Thank you! 🙂 Blood oranges are by far my favourite ones and work so well in all sort of bakes!
This is beautiful! My partner doesn't like blood oranges but I love them so I'm totally going to make it and then eat the whole thing myself!
That's the spirit! 🙂 Thank you so much Hannah! Please come back and let me know what you thought if you get to make it 🙂 x
Jacqui Bellefontaine says
I love an upside down cake in fact I have made one just now Mine was the classic pineapple but I love the sound of this blood orange cake
Thanks Jacqui! 🙂 Pineapple one sounds really nice to, can't beat the classic!
Kat (The Baking Explorer) says
What a gorgeous looking cake!
Thank you so much Kat! 🙂
Cat | Curly's Cooking says
Such a pretty cake that I'm sure is absolutely delicious.
Thank you Cat! 🙂
Anna | Once Upon A Food Blog says
This looks gorgeous Jo. I love citrussy desserts and simple bakes so I think you've got a real winner here. I'd like it with a dollop of yogurt for breakfast.
Thank you Anna! 🙂 Woman after my own heart - cake for breakfast! To be honest a dollop of yogurt would go really nicely here and as the cake is not overly sweet and there is citrus involved I say let's go for it! 🙂
jenny walters says
Gosh Jo what a beautiful cake! I adore fruity bakes and this one is making me drool! I can just imagine it warm with a puddle of cream.....lick that spoon. Thank you for your brilliant hosting and sharing it on #CookBlogShare
Thanks Jen! Puddle of cream or vanilla ice cream works for me too and this cake goes lovely with both! 🙂
Rebecca - Glutarama says
I adore oranges in baking but admit to have never used blood oranges before, this cake looks divine and has tickled my taste buds so much that I'm going to adapt it so that both my daughter and I can eat it too.

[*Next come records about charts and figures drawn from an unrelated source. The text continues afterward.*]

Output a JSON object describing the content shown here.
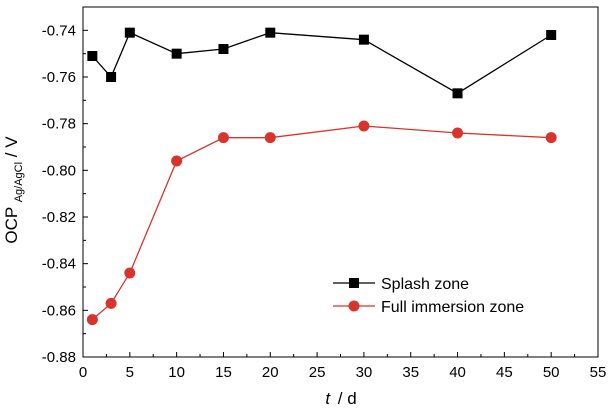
{
  "chart_data": {
    "type": "line",
    "xlabel": {
      "italic": "t",
      "rest": "/ d"
    },
    "ylabel": {
      "main": "OCP",
      "subscript": "Ag/AgCl",
      "rest": " / V"
    },
    "xlim": [
      0,
      55
    ],
    "ylim": [
      -0.88,
      -0.73
    ],
    "xticks": [
      0,
      5,
      10,
      15,
      20,
      25,
      30,
      35,
      40,
      45,
      50,
      55
    ],
    "xtick_labels": [
      "0",
      "5",
      "10",
      "15",
      "20",
      "25",
      "30",
      "35",
      "40",
      "45",
      "50",
      "55"
    ],
    "yticks": [
      -0.74,
      -0.76,
      -0.78,
      -0.8,
      -0.82,
      -0.84,
      -0.86,
      -0.88
    ],
    "ytick_labels": [
      "-0.74",
      "-0.76",
      "-0.78",
      "-0.80",
      "-0.82",
      "-0.84",
      "-0.86",
      "-0.88"
    ],
    "grid": false,
    "legend_position": "lower-right",
    "series": [
      {
        "name": "Splash zone",
        "marker": "square",
        "color": "#000000",
        "x": [
          1,
          3,
          5,
          10,
          15,
          20,
          30,
          40,
          50
        ],
        "y": [
          -0.751,
          -0.76,
          -0.741,
          -0.75,
          -0.748,
          -0.741,
          -0.744,
          -0.767,
          -0.742
        ]
      },
      {
        "name": "Full immersion zone",
        "marker": "circle",
        "color": "#d9342b",
        "x": [
          1,
          3,
          5,
          10,
          15,
          20,
          30,
          40,
          50
        ],
        "y": [
          -0.864,
          -0.857,
          -0.844,
          -0.796,
          -0.786,
          -0.786,
          -0.781,
          -0.784,
          -0.786
        ]
      }
    ]
  }
}
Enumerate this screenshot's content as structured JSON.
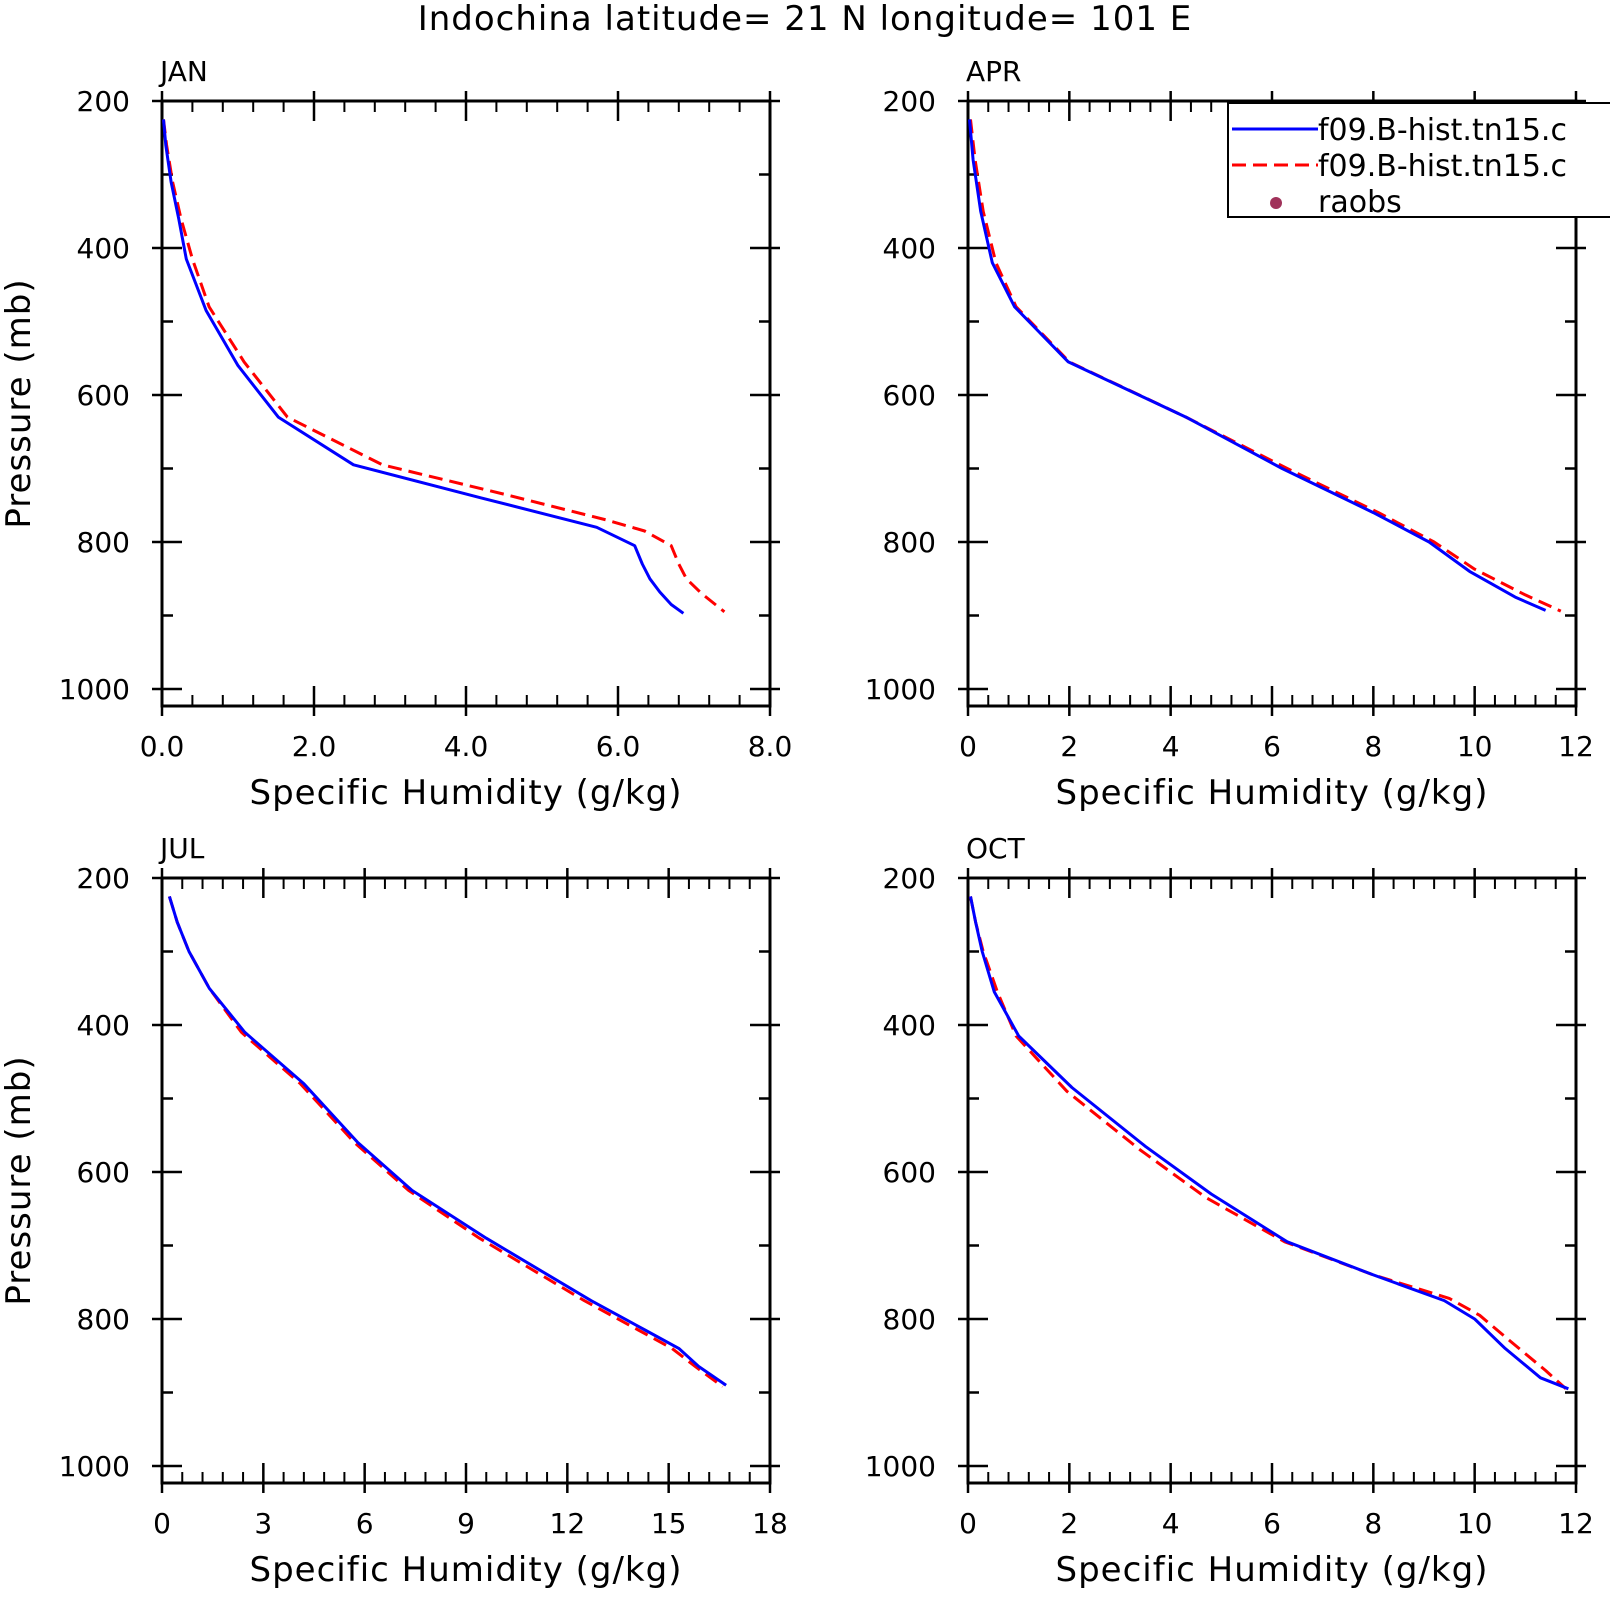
{
  "title": "Indochina  latitude= 21 N longitude= 101 E",
  "legend": {
    "entries": [
      {
        "label": "f09.B-hist.tn15.c",
        "color": "#0000ff",
        "style": "solid"
      },
      {
        "label": "f09.B-hist.tn15.c",
        "color": "#ff0000",
        "style": "dashed"
      },
      {
        "label": "raobs",
        "color": "#a0325a",
        "style": "marker"
      }
    ]
  },
  "chart_data": [
    {
      "type": "line",
      "panel": "JAN",
      "xlabel": "Specific Humidity (g/kg)",
      "ylabel": "Pressure (mb)",
      "xlim": [
        0,
        8
      ],
      "ylim": [
        200,
        1000
      ],
      "yreversed": true,
      "xticks": [
        "0.0",
        "2.0",
        "4.0",
        "6.0",
        "8.0"
      ],
      "xtick_values": [
        0,
        2,
        4,
        6,
        8
      ],
      "yticks": [
        "200",
        "400",
        "600",
        "800",
        "1000"
      ],
      "ytick_values": [
        200,
        400,
        600,
        800,
        1000
      ],
      "series": [
        {
          "color": "#0000ff",
          "style": "solid",
          "x": [
            0.02,
            0.05,
            0.12,
            0.22,
            0.32,
            0.58,
            1.0,
            1.53,
            2.52,
            4.2,
            5.72,
            6.22,
            6.32,
            6.42,
            6.55,
            6.7,
            6.86
          ],
          "y": [
            225,
            260,
            310,
            360,
            415,
            485,
            560,
            630,
            695,
            740,
            780,
            805,
            830,
            850,
            868,
            885,
            897
          ]
        },
        {
          "color": "#ff0000",
          "style": "dashed",
          "x": [
            0.02,
            0.06,
            0.14,
            0.25,
            0.4,
            0.62,
            1.08,
            1.65,
            2.9,
            4.5,
            5.85,
            6.35,
            6.7,
            6.8,
            6.9,
            7.1,
            7.4
          ],
          "y": [
            225,
            260,
            310,
            360,
            415,
            480,
            555,
            630,
            695,
            735,
            770,
            785,
            805,
            830,
            850,
            870,
            895
          ]
        }
      ]
    },
    {
      "type": "line",
      "panel": "APR",
      "xlabel": "Specific Humidity (g/kg)",
      "ylabel": "",
      "xlim": [
        0,
        12
      ],
      "ylim": [
        200,
        1000
      ],
      "yreversed": true,
      "xticks": [
        "0",
        "2",
        "4",
        "6",
        "8",
        "10",
        "12"
      ],
      "xtick_values": [
        0,
        2,
        4,
        6,
        8,
        10,
        12
      ],
      "yticks": [
        "200",
        "400",
        "600",
        "800",
        "1000"
      ],
      "ytick_values": [
        200,
        400,
        600,
        800,
        1000
      ],
      "series": [
        {
          "color": "#0000ff",
          "style": "solid",
          "x": [
            0.03,
            0.1,
            0.25,
            0.48,
            0.92,
            1.98,
            4.3,
            6.2,
            8.0,
            9.1,
            9.9,
            10.8,
            11.4
          ],
          "y": [
            225,
            280,
            350,
            420,
            480,
            555,
            630,
            700,
            760,
            800,
            840,
            875,
            893
          ]
        },
        {
          "color": "#ff0000",
          "style": "dashed",
          "x": [
            0.05,
            0.14,
            0.3,
            0.55,
            0.95,
            2.0,
            4.3,
            6.3,
            8.1,
            9.2,
            10.0,
            11.0,
            11.7
          ],
          "y": [
            225,
            280,
            350,
            420,
            480,
            555,
            630,
            700,
            760,
            800,
            837,
            872,
            894
          ]
        }
      ]
    },
    {
      "type": "line",
      "panel": "JUL",
      "xlabel": "Specific Humidity (g/kg)",
      "ylabel": "Pressure (mb)",
      "xlim": [
        0,
        18
      ],
      "ylim": [
        200,
        1000
      ],
      "yreversed": true,
      "xticks": [
        "0",
        "3",
        "6",
        "9",
        "12",
        "15",
        "18"
      ],
      "xtick_values": [
        0,
        3,
        6,
        9,
        12,
        15,
        18
      ],
      "yticks": [
        "200",
        "400",
        "600",
        "800",
        "1000"
      ],
      "ytick_values": [
        200,
        400,
        600,
        800,
        1000
      ],
      "series": [
        {
          "color": "#0000ff",
          "style": "solid",
          "x": [
            0.22,
            0.45,
            0.8,
            1.4,
            2.45,
            4.2,
            5.8,
            7.4,
            9.6,
            12.7,
            14.3,
            15.3,
            15.9,
            16.7
          ],
          "y": [
            225,
            260,
            300,
            350,
            410,
            480,
            560,
            625,
            690,
            775,
            815,
            840,
            865,
            890
          ]
        },
        {
          "color": "#ff0000",
          "style": "dashed",
          "x": [
            0.22,
            0.45,
            0.8,
            1.4,
            2.35,
            4.1,
            5.7,
            7.3,
            9.4,
            12.5,
            14.1,
            15.1,
            15.8,
            16.6
          ],
          "y": [
            225,
            260,
            300,
            350,
            410,
            480,
            560,
            625,
            690,
            775,
            815,
            840,
            865,
            892
          ]
        }
      ]
    },
    {
      "type": "line",
      "panel": "OCT",
      "xlabel": "Specific Humidity (g/kg)",
      "ylabel": "",
      "xlim": [
        0,
        12
      ],
      "ylim": [
        200,
        1000
      ],
      "yreversed": true,
      "xticks": [
        "0",
        "2",
        "4",
        "6",
        "8",
        "10",
        "12"
      ],
      "xtick_values": [
        0,
        2,
        4,
        6,
        8,
        10,
        12
      ],
      "yticks": [
        "200",
        "400",
        "600",
        "800",
        "1000"
      ],
      "ytick_values": [
        200,
        400,
        600,
        800,
        1000
      ],
      "series": [
        {
          "color": "#0000ff",
          "style": "solid",
          "x": [
            0.05,
            0.15,
            0.28,
            0.52,
            1.0,
            2.05,
            3.5,
            4.8,
            6.3,
            8.0,
            9.4,
            10.0,
            10.6,
            11.3,
            11.85
          ],
          "y": [
            225,
            260,
            300,
            355,
            415,
            485,
            565,
            630,
            695,
            740,
            775,
            800,
            840,
            880,
            895
          ]
        },
        {
          "color": "#ff0000",
          "style": "dashed",
          "x": [
            0.05,
            0.15,
            0.3,
            0.58,
            0.95,
            1.95,
            3.4,
            4.7,
            6.25,
            8.0,
            9.5,
            10.1,
            10.7,
            11.4,
            11.8
          ],
          "y": [
            225,
            260,
            300,
            355,
            415,
            490,
            570,
            635,
            695,
            740,
            772,
            795,
            830,
            870,
            895
          ]
        }
      ]
    }
  ]
}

Gorgeous reddish hue is the only difference, they just look so pretty I love baking with them. I hope you enjoy your gluten-free version of it and please let me know how it went once you've done it!

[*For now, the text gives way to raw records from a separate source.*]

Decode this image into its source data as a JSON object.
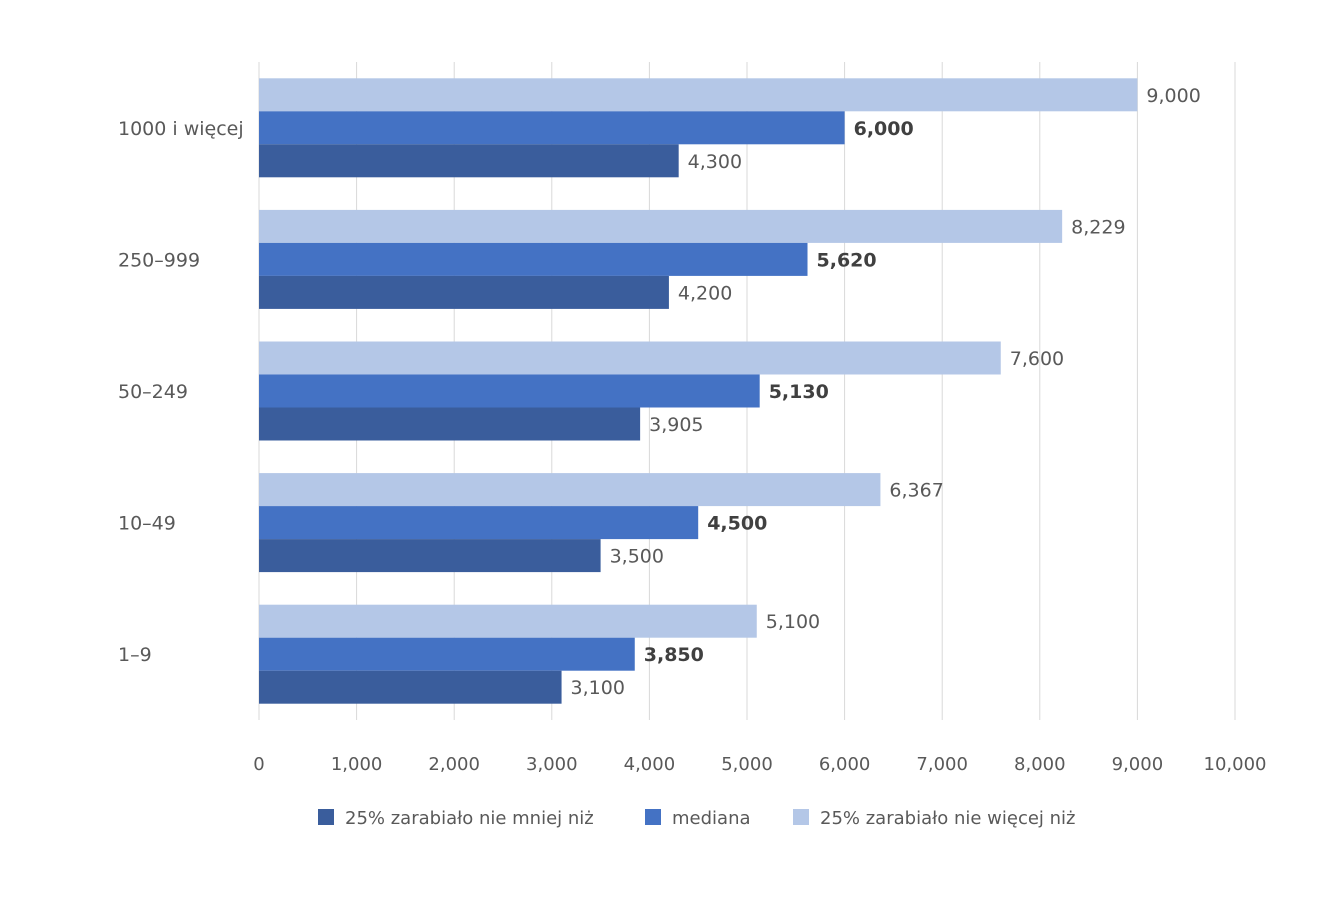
{
  "chart_data": {
    "type": "bar",
    "orientation": "horizontal",
    "categories": [
      "1000 i więcej",
      "250–999",
      "50–249",
      "10–49",
      "1–9"
    ],
    "series": [
      {
        "name": "25% zarabiało nie więcej niż",
        "color": "#b4c7e7",
        "values": [
          9000,
          8229,
          7600,
          6367,
          5100
        ],
        "labels": [
          "9,000",
          "8,229",
          "7,600",
          "6,367",
          "5,100"
        ],
        "label_bold": false
      },
      {
        "name": "mediana",
        "color": "#4472c4",
        "values": [
          6000,
          5620,
          5130,
          4500,
          3850
        ],
        "labels": [
          "6,000",
          "5,620",
          "5,130",
          "4,500",
          "3,850"
        ],
        "label_bold": true
      },
      {
        "name": "25% zarabiało nie mniej niż",
        "color": "#3a5d9c",
        "values": [
          4300,
          4200,
          3905,
          3500,
          3100
        ],
        "labels": [
          "4,300",
          "4,200",
          "3,905",
          "3,500",
          "3,100"
        ],
        "label_bold": false
      }
    ],
    "legend_order": [
      2,
      1,
      0
    ],
    "xlim": [
      0,
      10000
    ],
    "x_ticks": [
      0,
      1000,
      2000,
      3000,
      4000,
      5000,
      6000,
      7000,
      8000,
      9000,
      10000
    ],
    "x_tick_labels": [
      "0",
      "1,000",
      "2,000",
      "3,000",
      "4,000",
      "5,000",
      "6,000",
      "7,000",
      "8,000",
      "9,000",
      "10,000"
    ],
    "grid": true,
    "legend_position": "bottom",
    "title": "",
    "xlabel": "",
    "ylabel": ""
  }
}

Alina | Cooking Journey Blog says
Perfect work on peeling oranges! Looks lovely, citrus cakes are sweet, tart, fresh and juicy.

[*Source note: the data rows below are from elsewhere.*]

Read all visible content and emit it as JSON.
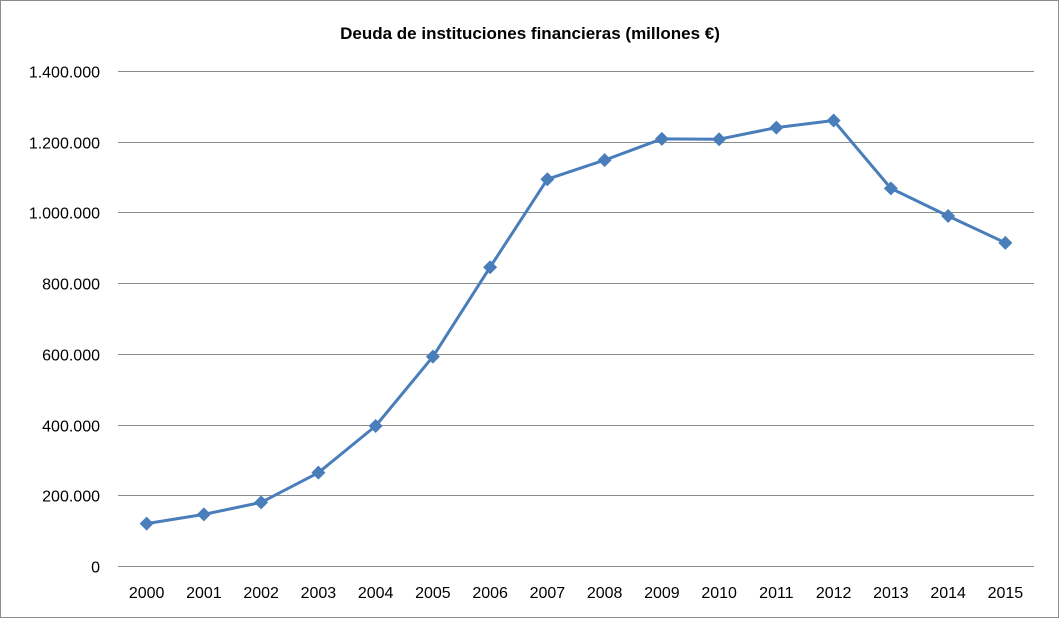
{
  "chart_data": {
    "type": "line",
    "title": "Deuda de instituciones financieras (millones €)",
    "xlabel": "",
    "ylabel": "",
    "categories": [
      "2000",
      "2001",
      "2002",
      "2003",
      "2004",
      "2005",
      "2006",
      "2007",
      "2008",
      "2009",
      "2010",
      "2011",
      "2012",
      "2013",
      "2014",
      "2015"
    ],
    "series": [
      {
        "values": [
          120000,
          146000,
          180000,
          264000,
          396000,
          592000,
          845000,
          1094000,
          1148000,
          1208000,
          1207000,
          1240000,
          1260000,
          1068000,
          990000,
          914000
        ],
        "color": "#4a7ebb",
        "marker": "diamond"
      }
    ],
    "ylim": [
      0,
      1400000
    ],
    "yticks": [
      0,
      200000,
      400000,
      600000,
      800000,
      1000000,
      1200000,
      1400000
    ],
    "ytick_labels": [
      "0",
      "200.000",
      "400.000",
      "600.000",
      "800.000",
      "1.000.000",
      "1.200.000",
      "1.400.000"
    ],
    "grid": true,
    "legend": "none"
  }
}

Thank you Alina! 😉 Citrus bakes are all those things for sure!
Jenny paulin says
thank you for sharing with #Bakeoftheweek Jo x
Pleasure! Thanks for hosting! 🙂 x
Jenny Paulin says
Jo this looks so pretty. I have never tried eating or baking with blood oranges, but they always make bales look so tempting. x
Thank you Jenny! 🙂 I am absolutely obsessed with them and it is only the second year since I've discovered them through my organic veg box. The best citrus fruit ever! lol 🙂 x
Monika Dabrowski says
Lovely looking cake, I like how it has caramelised around the edges. Thank you for bringing your cake recipe to #CookBlogShare
Thank you Monika! 🙂
Helen at Casa Costello says
I love how in depth this post is - even down to advice on chopping the blood oranges. Brilliant. I will now be searching out Blood Oranges around us! Thanks for joining in with #BakeoftheWeek x
Thanks Helen! 🙂 I'm trying to never assume that readers know how to do things hence all the detailed info. I'm glad you like it. 🙂 Thanks for hosting! 🙂 x
Corina Blum says
I love any kind of citrus cake and this one sounds delicious! I do think blood orange recipes look so pretty.
Thank you! ? Citrus cakes are really high on my list too! ? I find (second year in a row now) that blood oranges look “bloodier” and prettier the the closer to the end of season we get.
Even I am a citrus cake fan and this one is a must try!